Contaminants in lesser and greater scaup staging on the lower Great Lakes
Archives of Environmental Contamination and Toxicology
The decrease and subsequent lack of recovery of the North American scaup population has increased concerns about contaminants acquired during migration. We collected 189 fall- and spring-migrant lesser (Aythya affinis) and greater scaup (A. marila) on the lower Great Lakes (LGL) to determine if organic contaminants and trace elements in scaup livers were increased and to evaluate sources of variation in selenium (Se) burdens. We found that all organic contaminants were below toxic levels. Of 18 trace elements, only Se was detected at increased (>10-ppm dry-mass) levels.
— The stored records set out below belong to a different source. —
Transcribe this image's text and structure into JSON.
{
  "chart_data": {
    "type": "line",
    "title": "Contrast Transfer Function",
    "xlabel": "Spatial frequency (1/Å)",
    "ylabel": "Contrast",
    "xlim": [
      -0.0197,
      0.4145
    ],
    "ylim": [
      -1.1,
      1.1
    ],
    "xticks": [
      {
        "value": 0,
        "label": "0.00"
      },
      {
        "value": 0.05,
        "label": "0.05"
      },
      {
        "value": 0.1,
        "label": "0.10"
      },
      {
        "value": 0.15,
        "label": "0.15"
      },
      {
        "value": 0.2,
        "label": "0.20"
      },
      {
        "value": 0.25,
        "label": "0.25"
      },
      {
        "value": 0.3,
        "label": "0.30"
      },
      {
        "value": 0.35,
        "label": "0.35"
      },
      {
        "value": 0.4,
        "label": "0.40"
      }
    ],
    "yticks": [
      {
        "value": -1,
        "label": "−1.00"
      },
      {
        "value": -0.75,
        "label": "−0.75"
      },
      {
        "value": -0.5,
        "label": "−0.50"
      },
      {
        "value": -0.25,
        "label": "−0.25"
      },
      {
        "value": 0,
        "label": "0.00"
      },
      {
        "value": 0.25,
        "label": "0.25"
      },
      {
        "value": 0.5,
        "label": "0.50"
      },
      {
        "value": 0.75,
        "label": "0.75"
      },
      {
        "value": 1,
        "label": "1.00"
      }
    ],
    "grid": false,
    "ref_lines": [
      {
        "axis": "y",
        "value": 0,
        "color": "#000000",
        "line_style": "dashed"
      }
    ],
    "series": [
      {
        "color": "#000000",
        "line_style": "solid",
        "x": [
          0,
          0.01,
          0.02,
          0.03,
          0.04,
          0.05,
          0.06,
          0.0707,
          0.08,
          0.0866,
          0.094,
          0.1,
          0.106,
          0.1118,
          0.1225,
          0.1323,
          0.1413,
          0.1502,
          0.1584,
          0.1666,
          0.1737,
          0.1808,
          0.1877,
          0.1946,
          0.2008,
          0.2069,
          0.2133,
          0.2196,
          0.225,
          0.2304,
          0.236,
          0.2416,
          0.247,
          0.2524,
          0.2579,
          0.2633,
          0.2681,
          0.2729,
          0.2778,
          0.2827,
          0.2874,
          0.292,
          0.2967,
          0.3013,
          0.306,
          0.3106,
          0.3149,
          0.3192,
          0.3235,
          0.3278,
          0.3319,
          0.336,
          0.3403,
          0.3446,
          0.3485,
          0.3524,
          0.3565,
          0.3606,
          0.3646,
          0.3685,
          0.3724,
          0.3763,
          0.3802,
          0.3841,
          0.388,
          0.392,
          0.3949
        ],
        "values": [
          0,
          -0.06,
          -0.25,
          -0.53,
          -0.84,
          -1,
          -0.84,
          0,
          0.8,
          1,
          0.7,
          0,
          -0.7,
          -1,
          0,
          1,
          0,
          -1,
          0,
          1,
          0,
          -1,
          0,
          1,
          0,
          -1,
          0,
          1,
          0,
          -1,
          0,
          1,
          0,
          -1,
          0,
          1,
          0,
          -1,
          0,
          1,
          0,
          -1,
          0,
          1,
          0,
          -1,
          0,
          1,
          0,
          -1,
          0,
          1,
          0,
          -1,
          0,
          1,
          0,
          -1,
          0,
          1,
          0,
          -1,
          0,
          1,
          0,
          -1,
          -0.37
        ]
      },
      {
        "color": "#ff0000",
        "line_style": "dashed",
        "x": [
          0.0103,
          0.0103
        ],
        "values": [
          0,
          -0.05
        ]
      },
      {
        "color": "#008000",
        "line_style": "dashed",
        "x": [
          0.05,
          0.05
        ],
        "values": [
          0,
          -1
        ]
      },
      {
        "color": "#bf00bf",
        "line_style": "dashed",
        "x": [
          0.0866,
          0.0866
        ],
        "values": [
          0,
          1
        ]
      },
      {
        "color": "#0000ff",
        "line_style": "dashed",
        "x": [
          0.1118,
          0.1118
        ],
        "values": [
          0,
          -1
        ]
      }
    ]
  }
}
Se in lesser scaup increased but remained constant in greater scaup throughout fall; levels were increased in 14% of lesser scaup and 46% of greater scaup. During spring, Se increased in lesser scaup but decreased slightly in greater scaup; levels were increased in 75% of lesser scaup and 93% of greater scaup. We suggest that Se may be problematic for some breeding female scaup after departing the LGL, but more research is needed to determine the extent to which it affects scaup demographics. © 2007 Springer Science+Business Media, Inc.
Petrie, S. A.; Badzinski, S. S.; and Drouillard, K. G., "Contaminants in lesser and greater scaup staging on the lower Great Lakes" (2007). Archives of Environmental Contamination and Toxicology, 52, 4, 580-589.